Recolhido a seu modesto quarto de um cômodo com banheiro, mais o indefectível terminal eletrônico ligado aos computadores centrais e daí em relação com todas as colônias próximas, Adonias passou em revista todas as questões a que havia respondido, encafifado com o fato de que as suas organizações didática e programática, em comparação com a conferência de Maciel, estavam absurdamente primitivas.
Havia juntado as perguntas parecidas em blocos, para facilitar suas respostas, mas percebeu que cada qual oferecia nuanças interrogativas que deixara de levar em conta e que poderiam fazer enorme diferença quanto ao ponto de vista dado à resposta. Assim, entre: “Por que o ex-sacerdote não preconiza um estudo das causas de nossos interesses por Jesus?” e “Por que o ex-sacerdote não se interessou por que nós mesmos levantássemos os motivos que nos trouxeram à sua classe?”, acabou por constatar que o primeiro tinha uma nítida linha religiosa cristã, eivada, à primeira vista, de certas dúvidas ou das suspeitas delas, enquanto a segunda, com certeza, estava centrada, não no interesse temático, mas na descoberta da motivação do conferencista.

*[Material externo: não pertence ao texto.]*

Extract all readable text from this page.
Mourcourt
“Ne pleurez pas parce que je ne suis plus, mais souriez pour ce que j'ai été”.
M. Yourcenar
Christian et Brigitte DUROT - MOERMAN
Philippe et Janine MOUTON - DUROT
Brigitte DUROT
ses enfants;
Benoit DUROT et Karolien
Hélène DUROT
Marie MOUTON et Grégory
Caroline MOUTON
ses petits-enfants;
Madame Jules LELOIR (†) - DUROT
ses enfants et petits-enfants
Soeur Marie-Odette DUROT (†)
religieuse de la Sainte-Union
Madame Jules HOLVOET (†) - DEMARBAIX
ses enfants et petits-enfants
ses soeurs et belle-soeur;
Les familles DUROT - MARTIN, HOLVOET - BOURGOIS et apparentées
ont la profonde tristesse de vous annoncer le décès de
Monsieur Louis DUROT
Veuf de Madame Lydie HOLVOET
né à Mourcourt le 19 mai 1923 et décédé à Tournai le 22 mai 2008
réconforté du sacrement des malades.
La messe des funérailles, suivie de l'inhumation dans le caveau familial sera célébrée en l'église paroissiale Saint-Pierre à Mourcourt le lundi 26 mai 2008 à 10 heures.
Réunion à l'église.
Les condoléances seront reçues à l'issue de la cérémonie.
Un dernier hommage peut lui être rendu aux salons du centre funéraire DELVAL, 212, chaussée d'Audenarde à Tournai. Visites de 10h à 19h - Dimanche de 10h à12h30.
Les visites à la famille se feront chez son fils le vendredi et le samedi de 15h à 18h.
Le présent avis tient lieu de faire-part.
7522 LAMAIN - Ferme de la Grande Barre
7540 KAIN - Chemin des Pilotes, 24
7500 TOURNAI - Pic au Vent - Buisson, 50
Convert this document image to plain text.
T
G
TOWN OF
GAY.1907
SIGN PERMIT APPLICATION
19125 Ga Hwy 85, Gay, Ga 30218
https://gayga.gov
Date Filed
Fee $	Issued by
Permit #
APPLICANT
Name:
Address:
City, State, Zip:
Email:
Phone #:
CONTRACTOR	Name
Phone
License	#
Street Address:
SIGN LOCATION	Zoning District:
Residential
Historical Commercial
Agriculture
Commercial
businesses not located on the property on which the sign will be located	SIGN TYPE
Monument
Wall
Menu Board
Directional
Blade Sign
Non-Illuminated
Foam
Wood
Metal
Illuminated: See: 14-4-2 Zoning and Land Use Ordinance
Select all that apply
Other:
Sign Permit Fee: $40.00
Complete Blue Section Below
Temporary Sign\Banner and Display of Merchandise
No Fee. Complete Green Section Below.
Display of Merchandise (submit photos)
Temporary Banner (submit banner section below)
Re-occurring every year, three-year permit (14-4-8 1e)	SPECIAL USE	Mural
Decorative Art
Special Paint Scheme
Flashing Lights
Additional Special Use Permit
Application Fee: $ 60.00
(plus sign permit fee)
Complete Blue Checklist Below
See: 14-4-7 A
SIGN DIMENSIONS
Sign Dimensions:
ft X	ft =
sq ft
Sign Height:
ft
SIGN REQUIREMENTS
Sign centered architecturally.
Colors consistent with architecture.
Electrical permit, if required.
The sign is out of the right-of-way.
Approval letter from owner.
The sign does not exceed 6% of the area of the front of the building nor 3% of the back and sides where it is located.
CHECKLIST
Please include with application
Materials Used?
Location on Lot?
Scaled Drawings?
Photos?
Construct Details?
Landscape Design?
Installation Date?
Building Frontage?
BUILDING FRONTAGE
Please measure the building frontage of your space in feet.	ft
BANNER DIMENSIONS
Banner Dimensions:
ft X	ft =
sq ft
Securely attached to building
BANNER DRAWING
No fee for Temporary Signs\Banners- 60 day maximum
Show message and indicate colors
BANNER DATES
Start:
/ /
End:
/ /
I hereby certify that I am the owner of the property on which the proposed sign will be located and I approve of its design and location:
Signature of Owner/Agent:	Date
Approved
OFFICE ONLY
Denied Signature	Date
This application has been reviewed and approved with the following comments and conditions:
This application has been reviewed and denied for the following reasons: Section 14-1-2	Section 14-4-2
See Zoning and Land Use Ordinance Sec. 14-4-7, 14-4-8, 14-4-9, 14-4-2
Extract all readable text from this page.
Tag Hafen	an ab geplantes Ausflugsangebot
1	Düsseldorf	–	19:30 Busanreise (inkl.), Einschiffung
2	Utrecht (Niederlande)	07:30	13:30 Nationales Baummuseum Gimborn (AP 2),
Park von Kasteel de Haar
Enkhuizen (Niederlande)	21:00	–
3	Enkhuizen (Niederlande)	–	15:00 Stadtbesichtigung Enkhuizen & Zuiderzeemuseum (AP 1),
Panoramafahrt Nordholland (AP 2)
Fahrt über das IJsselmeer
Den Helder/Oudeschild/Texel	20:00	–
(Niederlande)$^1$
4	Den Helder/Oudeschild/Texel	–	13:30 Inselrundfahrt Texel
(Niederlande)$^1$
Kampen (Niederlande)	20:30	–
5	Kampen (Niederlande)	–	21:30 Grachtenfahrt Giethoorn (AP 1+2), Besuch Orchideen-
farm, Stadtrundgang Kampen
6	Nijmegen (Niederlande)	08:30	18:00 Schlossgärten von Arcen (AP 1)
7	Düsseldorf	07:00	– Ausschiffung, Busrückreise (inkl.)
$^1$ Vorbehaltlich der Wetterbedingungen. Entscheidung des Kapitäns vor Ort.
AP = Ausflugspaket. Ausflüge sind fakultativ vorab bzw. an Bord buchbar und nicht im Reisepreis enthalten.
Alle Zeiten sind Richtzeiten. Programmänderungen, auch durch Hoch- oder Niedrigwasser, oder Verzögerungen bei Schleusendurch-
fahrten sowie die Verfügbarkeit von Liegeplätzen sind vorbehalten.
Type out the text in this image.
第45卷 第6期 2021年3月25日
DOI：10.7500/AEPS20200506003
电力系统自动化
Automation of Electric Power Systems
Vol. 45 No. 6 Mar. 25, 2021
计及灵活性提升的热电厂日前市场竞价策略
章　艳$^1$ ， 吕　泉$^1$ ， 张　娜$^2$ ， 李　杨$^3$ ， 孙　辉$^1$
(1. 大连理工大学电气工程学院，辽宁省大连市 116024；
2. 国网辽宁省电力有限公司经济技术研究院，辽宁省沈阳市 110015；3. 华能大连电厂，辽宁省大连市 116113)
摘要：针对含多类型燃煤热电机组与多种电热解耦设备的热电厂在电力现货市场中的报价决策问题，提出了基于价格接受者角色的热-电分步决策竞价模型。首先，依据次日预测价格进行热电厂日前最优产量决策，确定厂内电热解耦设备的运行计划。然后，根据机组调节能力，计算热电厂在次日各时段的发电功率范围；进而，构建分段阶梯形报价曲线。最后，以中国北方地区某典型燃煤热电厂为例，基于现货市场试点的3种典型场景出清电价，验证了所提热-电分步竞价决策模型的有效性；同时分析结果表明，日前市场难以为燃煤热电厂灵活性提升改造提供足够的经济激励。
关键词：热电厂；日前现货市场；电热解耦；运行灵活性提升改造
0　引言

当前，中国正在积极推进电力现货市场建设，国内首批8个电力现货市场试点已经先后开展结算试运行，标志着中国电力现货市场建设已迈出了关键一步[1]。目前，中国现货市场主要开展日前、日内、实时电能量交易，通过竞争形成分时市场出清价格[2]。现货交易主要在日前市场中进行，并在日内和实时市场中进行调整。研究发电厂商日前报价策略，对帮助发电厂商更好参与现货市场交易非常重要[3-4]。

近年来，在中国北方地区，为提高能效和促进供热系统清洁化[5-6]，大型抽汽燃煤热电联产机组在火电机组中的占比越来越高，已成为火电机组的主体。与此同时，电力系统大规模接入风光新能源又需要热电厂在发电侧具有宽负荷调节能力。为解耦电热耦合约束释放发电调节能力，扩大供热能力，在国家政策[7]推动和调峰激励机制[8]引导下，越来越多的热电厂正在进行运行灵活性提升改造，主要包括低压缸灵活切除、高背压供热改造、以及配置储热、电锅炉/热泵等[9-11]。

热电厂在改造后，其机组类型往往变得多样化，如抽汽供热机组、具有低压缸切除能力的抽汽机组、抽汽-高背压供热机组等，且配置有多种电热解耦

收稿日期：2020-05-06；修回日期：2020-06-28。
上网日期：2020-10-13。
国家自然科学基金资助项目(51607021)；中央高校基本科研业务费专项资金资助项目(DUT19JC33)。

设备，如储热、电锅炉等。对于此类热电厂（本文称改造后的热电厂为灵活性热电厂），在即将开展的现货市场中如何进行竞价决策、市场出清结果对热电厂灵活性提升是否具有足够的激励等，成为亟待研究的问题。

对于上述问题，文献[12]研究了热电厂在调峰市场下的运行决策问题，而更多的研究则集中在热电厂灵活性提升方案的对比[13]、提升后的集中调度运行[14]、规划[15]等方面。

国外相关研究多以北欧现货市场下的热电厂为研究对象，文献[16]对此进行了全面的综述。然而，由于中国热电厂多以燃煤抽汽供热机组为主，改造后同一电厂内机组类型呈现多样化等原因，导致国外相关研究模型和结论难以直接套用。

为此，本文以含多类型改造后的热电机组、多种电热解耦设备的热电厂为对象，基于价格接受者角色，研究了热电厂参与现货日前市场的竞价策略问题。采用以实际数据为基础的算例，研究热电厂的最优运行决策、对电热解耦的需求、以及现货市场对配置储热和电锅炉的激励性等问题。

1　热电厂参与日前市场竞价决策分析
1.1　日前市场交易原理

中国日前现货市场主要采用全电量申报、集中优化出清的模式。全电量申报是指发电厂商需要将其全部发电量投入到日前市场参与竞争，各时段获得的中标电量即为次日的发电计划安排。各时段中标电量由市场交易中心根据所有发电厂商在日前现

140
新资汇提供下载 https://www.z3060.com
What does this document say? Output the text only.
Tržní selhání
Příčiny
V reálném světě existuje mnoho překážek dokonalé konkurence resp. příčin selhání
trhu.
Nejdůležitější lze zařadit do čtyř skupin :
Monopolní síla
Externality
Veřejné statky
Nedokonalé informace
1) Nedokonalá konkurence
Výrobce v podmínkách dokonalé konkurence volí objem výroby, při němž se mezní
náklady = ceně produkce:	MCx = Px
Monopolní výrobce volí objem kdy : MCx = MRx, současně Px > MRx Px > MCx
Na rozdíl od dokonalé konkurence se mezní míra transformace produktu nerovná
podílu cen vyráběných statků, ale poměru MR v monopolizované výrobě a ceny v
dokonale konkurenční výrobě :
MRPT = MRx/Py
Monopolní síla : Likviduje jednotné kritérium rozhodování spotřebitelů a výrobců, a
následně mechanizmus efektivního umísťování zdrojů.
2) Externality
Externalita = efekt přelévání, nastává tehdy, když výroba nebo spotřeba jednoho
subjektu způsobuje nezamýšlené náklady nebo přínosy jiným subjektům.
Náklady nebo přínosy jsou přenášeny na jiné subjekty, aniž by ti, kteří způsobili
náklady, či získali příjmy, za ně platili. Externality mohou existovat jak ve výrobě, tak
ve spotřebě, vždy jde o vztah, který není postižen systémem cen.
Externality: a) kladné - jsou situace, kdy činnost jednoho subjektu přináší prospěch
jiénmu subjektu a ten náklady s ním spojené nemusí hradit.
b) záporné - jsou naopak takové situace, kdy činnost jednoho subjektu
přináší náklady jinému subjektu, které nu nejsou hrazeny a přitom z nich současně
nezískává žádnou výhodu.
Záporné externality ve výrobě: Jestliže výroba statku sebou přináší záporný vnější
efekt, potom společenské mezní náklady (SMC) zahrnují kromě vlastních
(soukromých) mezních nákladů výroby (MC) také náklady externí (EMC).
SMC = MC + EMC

“Como responderei a cada uma delas?”, foi seu primeiro pensamento. Depois mudou a formulação da pergunta: “Como Maciel se haveria diante de cada questão?”
Chegou à conclusão de que o seu mestre talvez não se interessasse nem em responder ele mesmo, nem pelas resposta em si, mas se concentrasse no estímulo a que cada qual respondesse às próprias indagações, talvez levando a solução provisória à discussão pelo grupo, antes de apresentá-la definitivamente como equação espiritual a que se aplicaria esta ou aquela fórmula algébrico-psicológica.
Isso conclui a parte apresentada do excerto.